Adobe Don't Need My $$$
After doing some searching and review reading, I came across a small and free image-to-PDF converter named PDFill Free PDF Tools. I tried it out on some test counter sheets and printed them on my monochrome printer. Success! I turned all 12 army sets into individual PDFs.

This afternoon, I sent some counter sets to Staples and had them print them on their quality color laser printers. I looked at using 110lb cardstock, but it would cost about $1 a page without a coupon. I decided to print them on standard paper to save a bit of cash. I have a box of old 20mm x 40mm bases doing nothing in the closet, so my goal is to cut the counters and glue them onto the bases. It will take some time, but they should look good. (I would have liked to use peel-and-stick paper but that option wasn't on the Staples website. I live 5 minutes from Staples, but 20 minutes and traffic each way from a Kinkos.)

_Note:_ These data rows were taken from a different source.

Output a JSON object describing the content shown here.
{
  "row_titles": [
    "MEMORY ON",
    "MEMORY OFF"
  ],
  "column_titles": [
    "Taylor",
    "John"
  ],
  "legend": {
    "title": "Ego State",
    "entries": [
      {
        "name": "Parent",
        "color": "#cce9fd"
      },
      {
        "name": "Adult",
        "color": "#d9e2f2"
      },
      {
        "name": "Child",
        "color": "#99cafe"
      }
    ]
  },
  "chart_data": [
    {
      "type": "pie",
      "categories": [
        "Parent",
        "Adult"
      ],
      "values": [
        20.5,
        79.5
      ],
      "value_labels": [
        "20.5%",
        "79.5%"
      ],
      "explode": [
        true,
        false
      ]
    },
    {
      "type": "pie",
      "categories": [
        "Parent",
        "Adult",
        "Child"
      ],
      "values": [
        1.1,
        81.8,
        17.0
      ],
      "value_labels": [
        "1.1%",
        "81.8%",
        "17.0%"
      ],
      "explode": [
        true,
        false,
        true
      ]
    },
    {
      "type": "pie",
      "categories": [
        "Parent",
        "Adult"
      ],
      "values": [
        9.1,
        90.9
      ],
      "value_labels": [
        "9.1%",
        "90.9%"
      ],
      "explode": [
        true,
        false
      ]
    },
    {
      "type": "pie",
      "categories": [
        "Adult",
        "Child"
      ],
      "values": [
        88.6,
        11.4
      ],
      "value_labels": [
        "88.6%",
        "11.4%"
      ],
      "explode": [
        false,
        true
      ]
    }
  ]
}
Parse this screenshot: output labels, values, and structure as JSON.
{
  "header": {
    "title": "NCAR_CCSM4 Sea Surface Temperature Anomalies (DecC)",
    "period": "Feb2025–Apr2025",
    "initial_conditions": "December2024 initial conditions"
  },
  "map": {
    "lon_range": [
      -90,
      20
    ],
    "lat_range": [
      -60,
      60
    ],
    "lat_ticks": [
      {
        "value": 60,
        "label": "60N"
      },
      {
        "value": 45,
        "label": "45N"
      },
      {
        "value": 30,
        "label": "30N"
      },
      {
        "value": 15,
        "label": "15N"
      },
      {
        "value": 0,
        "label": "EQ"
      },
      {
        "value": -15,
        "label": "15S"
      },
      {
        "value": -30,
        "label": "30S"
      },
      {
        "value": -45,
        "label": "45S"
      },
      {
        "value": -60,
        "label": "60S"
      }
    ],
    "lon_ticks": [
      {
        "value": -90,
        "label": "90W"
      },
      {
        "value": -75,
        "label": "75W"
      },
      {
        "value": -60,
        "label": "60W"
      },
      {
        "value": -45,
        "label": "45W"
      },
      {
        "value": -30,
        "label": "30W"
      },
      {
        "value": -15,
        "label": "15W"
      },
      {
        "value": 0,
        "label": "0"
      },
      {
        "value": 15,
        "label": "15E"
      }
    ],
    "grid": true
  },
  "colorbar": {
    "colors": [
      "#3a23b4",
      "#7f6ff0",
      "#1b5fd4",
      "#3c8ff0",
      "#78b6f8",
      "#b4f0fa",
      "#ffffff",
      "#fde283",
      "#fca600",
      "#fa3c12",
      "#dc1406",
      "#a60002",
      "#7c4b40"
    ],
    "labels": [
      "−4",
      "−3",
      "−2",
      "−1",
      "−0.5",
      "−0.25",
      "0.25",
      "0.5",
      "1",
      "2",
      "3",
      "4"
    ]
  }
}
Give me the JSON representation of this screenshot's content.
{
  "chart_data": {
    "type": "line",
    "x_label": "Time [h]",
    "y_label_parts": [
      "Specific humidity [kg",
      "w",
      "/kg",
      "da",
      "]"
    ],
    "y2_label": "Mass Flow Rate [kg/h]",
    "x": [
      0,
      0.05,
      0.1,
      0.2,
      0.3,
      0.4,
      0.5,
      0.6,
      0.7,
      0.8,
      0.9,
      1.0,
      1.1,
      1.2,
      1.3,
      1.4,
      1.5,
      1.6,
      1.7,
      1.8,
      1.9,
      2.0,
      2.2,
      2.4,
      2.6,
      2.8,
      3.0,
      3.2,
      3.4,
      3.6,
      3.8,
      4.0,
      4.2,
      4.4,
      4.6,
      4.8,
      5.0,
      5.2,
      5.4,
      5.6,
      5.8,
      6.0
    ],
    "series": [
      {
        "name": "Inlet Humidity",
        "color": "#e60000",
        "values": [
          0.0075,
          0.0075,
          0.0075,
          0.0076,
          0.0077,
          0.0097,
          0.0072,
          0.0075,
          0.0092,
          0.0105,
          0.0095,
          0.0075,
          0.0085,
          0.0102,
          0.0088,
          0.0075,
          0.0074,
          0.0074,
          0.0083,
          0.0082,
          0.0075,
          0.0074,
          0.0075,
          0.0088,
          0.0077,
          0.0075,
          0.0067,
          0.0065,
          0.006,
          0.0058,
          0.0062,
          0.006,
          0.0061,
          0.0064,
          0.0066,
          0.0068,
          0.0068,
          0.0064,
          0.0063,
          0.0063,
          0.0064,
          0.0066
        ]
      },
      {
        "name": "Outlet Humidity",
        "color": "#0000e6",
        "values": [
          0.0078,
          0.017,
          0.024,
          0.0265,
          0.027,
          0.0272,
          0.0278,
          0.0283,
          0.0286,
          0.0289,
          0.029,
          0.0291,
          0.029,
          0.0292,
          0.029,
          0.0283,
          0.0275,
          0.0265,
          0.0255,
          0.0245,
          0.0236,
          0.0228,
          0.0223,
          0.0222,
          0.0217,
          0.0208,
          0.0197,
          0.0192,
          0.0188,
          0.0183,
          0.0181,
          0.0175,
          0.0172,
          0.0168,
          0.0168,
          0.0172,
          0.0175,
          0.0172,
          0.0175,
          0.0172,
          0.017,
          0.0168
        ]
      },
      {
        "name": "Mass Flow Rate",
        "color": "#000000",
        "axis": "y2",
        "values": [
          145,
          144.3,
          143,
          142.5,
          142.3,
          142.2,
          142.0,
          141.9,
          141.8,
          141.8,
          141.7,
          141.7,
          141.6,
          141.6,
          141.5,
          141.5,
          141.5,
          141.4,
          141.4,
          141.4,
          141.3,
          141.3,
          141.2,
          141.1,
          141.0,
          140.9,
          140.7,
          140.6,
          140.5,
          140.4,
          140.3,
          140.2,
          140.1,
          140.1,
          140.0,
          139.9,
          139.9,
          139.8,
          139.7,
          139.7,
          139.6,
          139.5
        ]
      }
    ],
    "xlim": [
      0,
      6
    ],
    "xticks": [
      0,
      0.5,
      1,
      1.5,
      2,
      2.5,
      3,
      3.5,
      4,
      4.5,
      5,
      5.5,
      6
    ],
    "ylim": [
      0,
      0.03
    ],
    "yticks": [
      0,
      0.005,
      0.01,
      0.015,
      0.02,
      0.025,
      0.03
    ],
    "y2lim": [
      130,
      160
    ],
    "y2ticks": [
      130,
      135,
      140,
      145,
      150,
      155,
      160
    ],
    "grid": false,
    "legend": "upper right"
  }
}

The printout looks fantastic and sharp. Jeremy wants to play Empire, while I seem to be a hoard player, with a strong love of ratmen. So I also printed the Skaven set, along with orcs, undead, and dwarfs. (I've always been a dwarf guy.) That will give up plenty to mess with. Of course, I love all the armies plus my own creations!

The Host With the Most
I'm now hosting the army counters on the server I use for my railroad website. So folks can have easy access to the counter set PDFs, I've created a permanent page for them here at the blog. Go to the page, scroll to find an army you like, click on the army's name, and enjoy the PDF!

Free Samples--Just Like Costco!
I'll also be posting some sample 1,000 point, 1,500 point, and 2,000 point armies to get folks started in the game. I'm working on reformatting and cleaning up the lists I have.

If you have never played Warmaster, download the free rules from Games Workshop, print out some armies, and start having fun. I know you'll be glad that you did!

He Who Shall Not Be Named
BTW if you look on the counter sheets, you'll see my real name. No, my last name is not Belt and CP are not my initials! (That is the name of a railroad junction where I used to go in Reading, PA. I normally hung out at CP Wyomissing, but who wants to type that as an email address!) Just be careful invoking my real name. You never know what weirdness could happen. :-)

So What's New? Quar!

Not having purchased any unpainted metal figures for the past four years, I have been needing a change of scenery for a long time. Honestly, I've been bored with the hobby for a long time. Well, instead of endlessly debating if I should or should not buy something as I have been doing, I took advantage of ZombieSmith's February 15% off sale.

I love their Quar figures and have been eying them up for ages. So I ordered a couple platoons and support of their 15mm figures. I'll be basing them individually for platoon v platoon gaming. I've been wanting to get back into 15mm. This is a good time to do so. Many more possibilities now that the hard sci-fi that had been dominating the scale. I also love the Ion Age figures and many of Khurasan's new figures, which would work well against the Quar. Plus, the Quar just might invade 1940s Europe--you never know.No vehicles, but plenty of nifty 15mm WWI armor out there to modify.

I've also been eying up 6mm sci-fi for years now and decided to get into the waters with a bunch of  6mm Quar.

Below is the list. I'm excited. I placed the order last Monday but haven't heard anything yet. Hopefully they won't take long to get here. (I've posted some photos from ZS's website.)

15mm:
1x Crusader: Light Infantry Company
1x Crusader: Infantry Officers Pk. 1
1x Crusader: Infantry Officers Pk. 2
1x Crusader: Pack Cadier
1x Crusader: Snipers
1x Royalist: Rhyfler Company

http://static.shopify.com/s/files/1/0001/1790/files/15rhyflergroup3.jpg?1268888181

6mm:
3x Crusader: Infantry - LMG Teams
2x Crusader: Infantry - Company HQ
2x Crusader: Infantry - Infantry Company

http://cdn.shopify.com/s/files/1/0001/1790/products/6mminfantry_medium.jpg?v=1389162872

Update 3-15-14
It looks like my order was lost in the mail, so a replacement is being shipped as I type. This was to be my Spring Break project this week, but that was a bust considering that I had no Quar to paint! Hopefully I'll get these fellows in the mail in the next several days.

Update 3-18-14
Got my figures in the mail today. They look amazing. I can't wait to paint them up!